Olivier Lefebvre (secrétaire fédéral FO Métaux) résume ce sentiment en pointant le chaînon manquant : la « redescente » de l’information. Il souligne que si l’action est bien tangible à l’échelle de la branche, la difficulté majeure reste de trouver des canaux efficaces pour transmettre ces dispositifs au collectif des salariés.

Cette observation souligne que l’existence d’un fonds de solidarité, même bien doté, reste théorique si l’information ne traverse pas les couches hiérarchiques. Il y a une distinction marquée entre la « sphère de la pensée » (les décideurs paritaires, les gestionnaires) et la « sphère terrain ». Le dispositif souffre d’un déficit de notoriété significatif : le salarié ne sait pas toujours que la branche a quelque chose à lui offrir.

De plus, une disparité de facto est soulevée. Les initiatives brillantes présentées (comme celles de la branche HCR) ne sont pas universellement reproductibles. Comme le note une juriste en affaires sociales de la branche OF, « ça dépend des fonds qu’on a », soulignant qu’il est « difficile sur chaque branche […] d’appliquer la même chose ». La solidarité de branche risque ainsi de créer des dynamiques variables selon la richesse du secteur.

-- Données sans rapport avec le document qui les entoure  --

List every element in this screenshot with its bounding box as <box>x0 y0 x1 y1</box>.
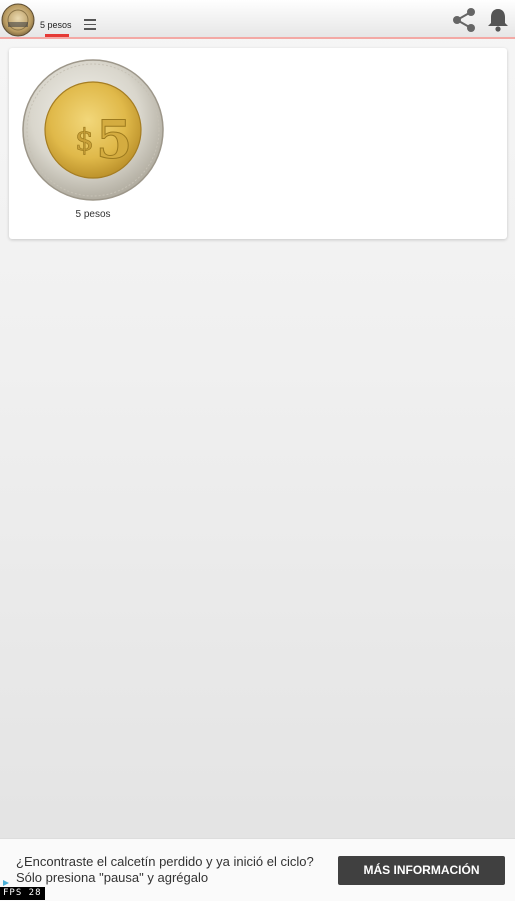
coin-5-pesos-icon[interactable]: $ 5 <box>21 58 165 202</box>
fps-counter: FPS 28 <box>0 887 45 900</box>
tab-active-indicator <box>45 34 69 37</box>
menu-icon[interactable] <box>84 19 96 30</box>
share-icon[interactable] <box>451 7 477 33</box>
coin-logo-icon[interactable] <box>1 3 35 37</box>
ad-banner: ¿Encontraste el calcetín perdido y ya in… <box>0 838 515 901</box>
tab-5-pesos[interactable]: 5 pesos <box>40 20 72 30</box>
coin-caption: 5 pesos <box>75 209 111 220</box>
top-app-bar: 5 pesos <box>0 0 515 39</box>
ad-text: ¿Encontraste el calcetín perdido y ya in… <box>16 854 314 885</box>
coin-grid-card: $ 5 5 pesos <box>9 48 507 239</box>
bell-icon[interactable] <box>486 7 510 33</box>
ad-choices-icon[interactable] <box>3 880 9 886</box>
coin-denomination: 5 <box>96 110 132 171</box>
more-info-button[interactable]: MÁS INFORMACIÓN <box>338 856 505 885</box>
coin-currency-symbol: $ <box>75 123 94 158</box>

L’Assistance Sociale : le visage humain de la solidarité

En bout de chaîne, lorsque la prévention et l’information ont échoué ou que l’accident de vie survient, le dispositif repose sur l’humain. Comme l’indique Mylène Mongère (Responsable Pôle accompagnement social DESS, Malakoff Humanis) un numéro unique (39 96) géré par une équipe de 20 personnes centralise les détresses. Il est intéressant de noter que la demande n’est pas uniquement pécuniaire : « L’aide financière, c’est à peu près 40% des appels », le reste relevant de l’écoute et de l’orientation. Cela confirme que le besoin des salariés dépasse le simple chèque : ils cherchent un accompagnement dans le maquis des dispositifs.

Pour résumer, les fonds sociaux de branche disposent aujourd’hui de la maturité technique, des ressources financières (malgré des disparités) et de l’agilité thématique pour adresser des sujets de société majeurs. Cependant, l’ensemble des constats révèle que le système bute encore sur le « dernier kilomètre ».

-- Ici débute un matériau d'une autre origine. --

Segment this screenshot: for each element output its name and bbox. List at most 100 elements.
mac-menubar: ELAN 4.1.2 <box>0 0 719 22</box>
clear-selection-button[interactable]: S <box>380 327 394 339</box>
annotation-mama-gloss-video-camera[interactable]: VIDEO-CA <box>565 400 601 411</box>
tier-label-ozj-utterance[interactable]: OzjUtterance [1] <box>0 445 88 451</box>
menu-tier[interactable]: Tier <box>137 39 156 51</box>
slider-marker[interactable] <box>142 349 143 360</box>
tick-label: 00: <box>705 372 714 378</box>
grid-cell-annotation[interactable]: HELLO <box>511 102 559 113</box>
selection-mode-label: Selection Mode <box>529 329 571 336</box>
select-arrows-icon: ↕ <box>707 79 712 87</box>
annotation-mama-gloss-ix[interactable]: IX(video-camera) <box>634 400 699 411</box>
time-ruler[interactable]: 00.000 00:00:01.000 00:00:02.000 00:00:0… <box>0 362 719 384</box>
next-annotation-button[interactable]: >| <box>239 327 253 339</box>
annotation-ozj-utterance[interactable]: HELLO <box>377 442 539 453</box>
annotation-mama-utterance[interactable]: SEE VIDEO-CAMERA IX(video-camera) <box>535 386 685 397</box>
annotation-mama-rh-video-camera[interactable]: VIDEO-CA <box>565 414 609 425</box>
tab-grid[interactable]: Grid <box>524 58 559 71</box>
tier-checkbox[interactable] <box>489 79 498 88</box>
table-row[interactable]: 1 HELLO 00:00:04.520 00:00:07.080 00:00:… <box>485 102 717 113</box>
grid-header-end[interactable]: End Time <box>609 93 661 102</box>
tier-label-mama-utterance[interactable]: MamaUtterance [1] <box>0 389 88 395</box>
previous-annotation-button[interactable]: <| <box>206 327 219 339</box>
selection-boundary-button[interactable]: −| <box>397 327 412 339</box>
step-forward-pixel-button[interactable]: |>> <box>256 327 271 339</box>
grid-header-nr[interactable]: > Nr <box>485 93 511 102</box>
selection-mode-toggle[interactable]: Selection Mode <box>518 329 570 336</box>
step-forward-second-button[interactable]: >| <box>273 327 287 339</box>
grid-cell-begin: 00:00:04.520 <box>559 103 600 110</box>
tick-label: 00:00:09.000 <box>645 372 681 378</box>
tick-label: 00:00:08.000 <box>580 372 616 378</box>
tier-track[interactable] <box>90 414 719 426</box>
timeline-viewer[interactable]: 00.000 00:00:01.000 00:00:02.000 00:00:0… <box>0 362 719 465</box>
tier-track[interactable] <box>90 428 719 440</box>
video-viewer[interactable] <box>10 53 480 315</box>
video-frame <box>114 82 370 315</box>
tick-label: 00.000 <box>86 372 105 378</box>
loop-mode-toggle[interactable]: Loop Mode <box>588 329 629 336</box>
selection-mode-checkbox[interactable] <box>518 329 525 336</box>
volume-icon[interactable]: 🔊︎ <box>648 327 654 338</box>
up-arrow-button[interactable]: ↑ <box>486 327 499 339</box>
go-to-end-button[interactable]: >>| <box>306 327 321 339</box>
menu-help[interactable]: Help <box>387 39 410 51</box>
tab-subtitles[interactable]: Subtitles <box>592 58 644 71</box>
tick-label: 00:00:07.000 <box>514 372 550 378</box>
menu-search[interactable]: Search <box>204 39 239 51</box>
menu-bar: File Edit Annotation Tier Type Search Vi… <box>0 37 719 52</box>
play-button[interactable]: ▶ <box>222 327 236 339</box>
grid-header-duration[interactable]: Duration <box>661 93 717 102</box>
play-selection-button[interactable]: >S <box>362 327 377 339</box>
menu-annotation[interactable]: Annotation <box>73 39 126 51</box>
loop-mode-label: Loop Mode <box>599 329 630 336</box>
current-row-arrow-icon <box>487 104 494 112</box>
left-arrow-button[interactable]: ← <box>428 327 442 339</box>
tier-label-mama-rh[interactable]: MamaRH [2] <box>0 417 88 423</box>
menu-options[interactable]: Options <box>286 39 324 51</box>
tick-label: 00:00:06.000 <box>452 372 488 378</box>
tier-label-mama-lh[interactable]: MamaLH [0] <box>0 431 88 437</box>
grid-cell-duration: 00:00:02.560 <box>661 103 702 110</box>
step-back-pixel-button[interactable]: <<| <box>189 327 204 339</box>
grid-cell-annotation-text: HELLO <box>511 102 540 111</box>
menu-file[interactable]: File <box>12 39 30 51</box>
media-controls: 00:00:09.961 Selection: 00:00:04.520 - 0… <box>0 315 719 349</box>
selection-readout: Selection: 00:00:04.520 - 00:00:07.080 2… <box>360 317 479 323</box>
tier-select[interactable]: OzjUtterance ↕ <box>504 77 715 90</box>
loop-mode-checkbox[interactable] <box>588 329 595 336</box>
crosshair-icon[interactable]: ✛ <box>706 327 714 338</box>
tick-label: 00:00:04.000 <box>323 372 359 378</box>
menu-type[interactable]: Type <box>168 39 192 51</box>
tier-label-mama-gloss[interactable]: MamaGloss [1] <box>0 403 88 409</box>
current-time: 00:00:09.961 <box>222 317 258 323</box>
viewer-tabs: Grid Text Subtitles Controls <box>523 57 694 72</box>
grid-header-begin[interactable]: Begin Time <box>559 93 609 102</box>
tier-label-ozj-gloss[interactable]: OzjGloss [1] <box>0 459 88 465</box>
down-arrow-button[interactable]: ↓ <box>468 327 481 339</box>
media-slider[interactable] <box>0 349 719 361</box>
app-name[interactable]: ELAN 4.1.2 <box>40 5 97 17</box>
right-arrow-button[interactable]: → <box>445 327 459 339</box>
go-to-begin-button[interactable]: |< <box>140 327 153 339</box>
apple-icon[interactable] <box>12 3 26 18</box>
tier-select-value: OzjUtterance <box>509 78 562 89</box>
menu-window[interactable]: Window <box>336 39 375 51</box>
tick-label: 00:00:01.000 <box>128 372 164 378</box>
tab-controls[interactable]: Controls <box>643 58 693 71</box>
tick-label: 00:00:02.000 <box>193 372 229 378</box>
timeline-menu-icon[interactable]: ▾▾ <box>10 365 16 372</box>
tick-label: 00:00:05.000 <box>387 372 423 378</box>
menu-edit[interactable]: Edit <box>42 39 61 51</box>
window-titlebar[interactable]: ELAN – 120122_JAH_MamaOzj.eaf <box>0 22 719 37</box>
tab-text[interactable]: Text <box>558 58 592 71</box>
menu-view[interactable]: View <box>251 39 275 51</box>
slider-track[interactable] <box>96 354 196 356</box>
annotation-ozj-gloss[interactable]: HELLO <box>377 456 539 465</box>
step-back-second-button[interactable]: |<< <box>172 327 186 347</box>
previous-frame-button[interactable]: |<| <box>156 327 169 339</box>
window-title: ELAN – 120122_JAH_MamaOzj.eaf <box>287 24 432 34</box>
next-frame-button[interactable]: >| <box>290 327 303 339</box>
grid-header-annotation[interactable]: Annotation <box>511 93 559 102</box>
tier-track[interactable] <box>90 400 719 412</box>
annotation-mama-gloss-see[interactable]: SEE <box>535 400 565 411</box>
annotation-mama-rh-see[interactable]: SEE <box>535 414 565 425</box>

La tension entre la volonté de préserver les fonds pour l’action directe et la nécessité d’investir massivement dans la communication (y compris papier) pour toucher les TPE doit être résolue. Sans une amélioration de la « redescente » de l’information, l’objectif de consommer 70% des ressources restera difficile à atteindre, et la solidarité restera, pour beaucoup de salariés, un concept abstrait bloqué dans la « sphère de la pensée ».